Sorensen, whose earlier book Kennedy: the Classic Biography was on bestseller lists for months, was promoting a current memoir, Counselor: A Life at the Edge of History, and was appearing in a program sponsored by the humanitarian nonprofit Roots of Peace. Much of the newer book focuses on his years with JFK, beginning with an interview at the age of 24, fresh out of the University of Nebraska law school. When he asked then-senator Kennedy what he would want him to do if hired, Sorensen recalls, he was given a long list of proposed meetings  with powerful figures and the task of “crafting a legislative program for the economic revival of New England, and I thought that was pretty tall cotton.”

Sorensen, who is acknowledged as author of most of Kennedy’s speeches (though not the inaugural), said the President was unjustly criticized for not writing his own. In those days before press secretaries, communication staffers and speechwriting committees, he said, “it was always a collaborative effort” between the two men. “My office was right down the hall from his in the West Wing, and it was just the President and me. Only the President revised and corrected.”

Kennedy, Sorensen said, resisted advice to send combat troops into Vietnam and bombers into North Vietnam, and to use force in other parts of Indochina. “Thank goodness I learned from the Bay of Pigs,” he quoted JFK as saying; “otherwise I’d have listened to (that) advice.”

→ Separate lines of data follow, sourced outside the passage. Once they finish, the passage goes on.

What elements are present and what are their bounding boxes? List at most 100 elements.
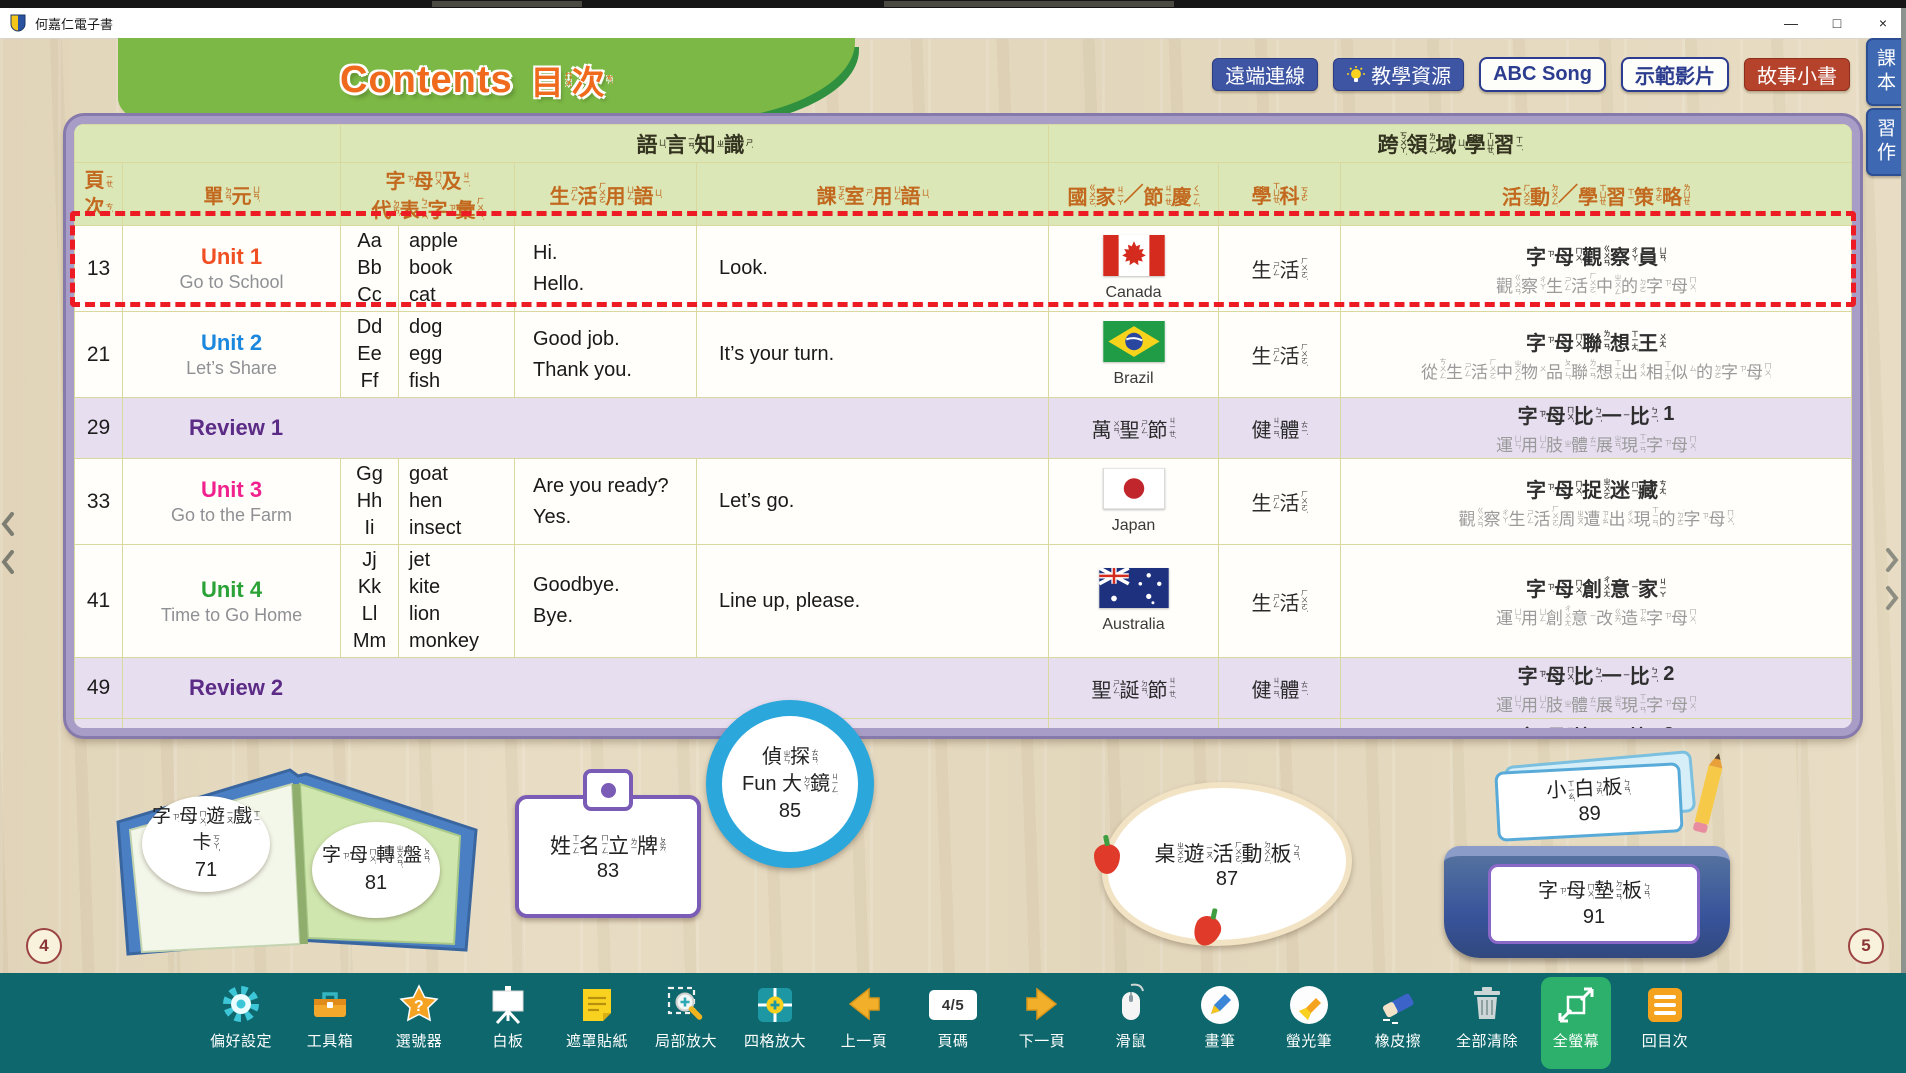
close-button[interactable]: × <box>1860 8 1906 38</box>
toolbar-partial-zoom[interactable]: 局部放大 <box>651 980 721 1073</box>
toolbar-number-picker[interactable]: ? 選號器 <box>384 980 454 1073</box>
brazil-flag-icon <box>1103 321 1165 362</box>
toolbar-eraser[interactable]: 橡皮擦 <box>1363 980 1433 1073</box>
shelf-item-mini-whiteboard[interactable]: 小ㄒㄧㄠˇ白ㄅㄞˊ板ㄅㄢˇ 89 <box>1494 762 1683 842</box>
group-header-language-knowledge: 語ㄩˇ言ㄧㄢˊ知ㄓ識ㄕˋ <box>341 125 1049 163</box>
toc-row-unit-4[interactable]: 41 Unit 4 Time to Go Home Jj Kk Ll Mm je… <box>75 545 1852 658</box>
toc-group-header-row: 語ㄩˇ言ㄧㄢˊ知ㄓ識ㄕˋ 跨ㄎㄨㄚˋ領ㄌㄧㄥˇ域ㄩˋ學ㄒㄩㄝˊ習ㄒㄧˊ <box>75 125 1852 163</box>
eraser-icon <box>1376 983 1420 1027</box>
toc-table-frame: 語ㄩˇ言ㄧㄢˊ知ㄓ識ㄕˋ 跨ㄎㄨㄚˋ領ㄌㄧㄥˇ域ㄩˋ學ㄒㄩㄝˊ習ㄒㄧˊ 頁ㄧㄝˋ… <box>66 116 1860 736</box>
toolbar-whiteboard[interactable]: 白板 <box>473 980 543 1073</box>
toc-column-header-row: 頁ㄧㄝˋ次ㄘˋ 單ㄉㄢ元ㄩㄢˊ 字ㄗˋ母ㄇㄨˇ及ㄐㄧˊ 代ㄉㄞˋ表ㄅㄧㄠˇ字ㄗˋ… <box>75 163 1852 226</box>
activity-title: 字ㄗˋ母ㄇㄨˇ聯ㄌㄧㄢˊ想ㄒㄧㄤˇ王ㄨㄤˊ <box>1341 327 1851 356</box>
country-name: Brazil <box>1049 370 1218 388</box>
toolbar-clear-all[interactable]: 全部清除 <box>1452 980 1522 1073</box>
col-header-subject: 學ㄒㄩㄝˊ科ㄎㄜ <box>1219 163 1341 226</box>
page-number: 33 <box>75 459 123 545</box>
trash-icon <box>1465 983 1509 1027</box>
toolbar-prev-page[interactable]: 上一頁 <box>829 980 899 1073</box>
chevron-right-icon <box>1885 586 1899 610</box>
col-header-classroom: 課ㄎㄜˋ室ㄕˋ用ㄩㄥˋ語ㄩˇ <box>697 163 1049 226</box>
tab-textbook[interactable]: 課本 <box>1866 38 1901 106</box>
holiday: 萬ㄨㄢˋ聖ㄕㄥˋ節ㄐㄧㄝˊ <box>1049 398 1219 459</box>
toolbar-back-to-contents[interactable]: 回目次 <box>1630 980 1700 1073</box>
tab-workbook[interactable]: 習作 <box>1866 108 1901 176</box>
toc-table-region: 語ㄩˇ言ㄧㄢˊ知ㄓ識ㄕˋ 跨ㄎㄨㄚˋ領ㄌㄧㄥˇ域ㄩˋ學ㄒㄩㄝˊ習ㄒㄧˊ 頁ㄧㄝˋ… <box>66 116 1860 736</box>
toolbar-highlighter[interactable]: 螢光筆 <box>1274 980 1344 1073</box>
prev-page-edge-arrows[interactable] <box>1 512 15 574</box>
toolbar-quad-zoom[interactable]: 四格放大 <box>740 980 810 1073</box>
group-header-cross-domain: 跨ㄎㄨㄚˋ領ㄌㄧㄥˇ域ㄩˋ學ㄒㄩㄝˊ習ㄒㄧˊ <box>1049 125 1852 163</box>
minimize-button[interactable]: — <box>1768 8 1814 38</box>
star-picker-icon: ? <box>397 983 441 1027</box>
next-arrow-icon <box>1020 983 1064 1027</box>
country-name: Australia <box>1049 616 1218 634</box>
unit-name: Unit 3 <box>123 477 340 503</box>
partial-zoom-icon <box>664 983 708 1027</box>
toolbar-toolbox[interactable]: 工具箱 <box>295 980 365 1073</box>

But as to Kennedy’s assurance, in a 1963 speech, that “the world knows America will never start a war,” Sorensen said, “that was then… I’m not so sure about now.”

In response to an audience question about what he missed the most, Sorensen said he would want the world to remember that Kennedy began to lay the foundation for peace, through such programs as aid to education, civil rights programs and the Peace Corps, and was a man of peace. “I miss having a friend like that in the White House.”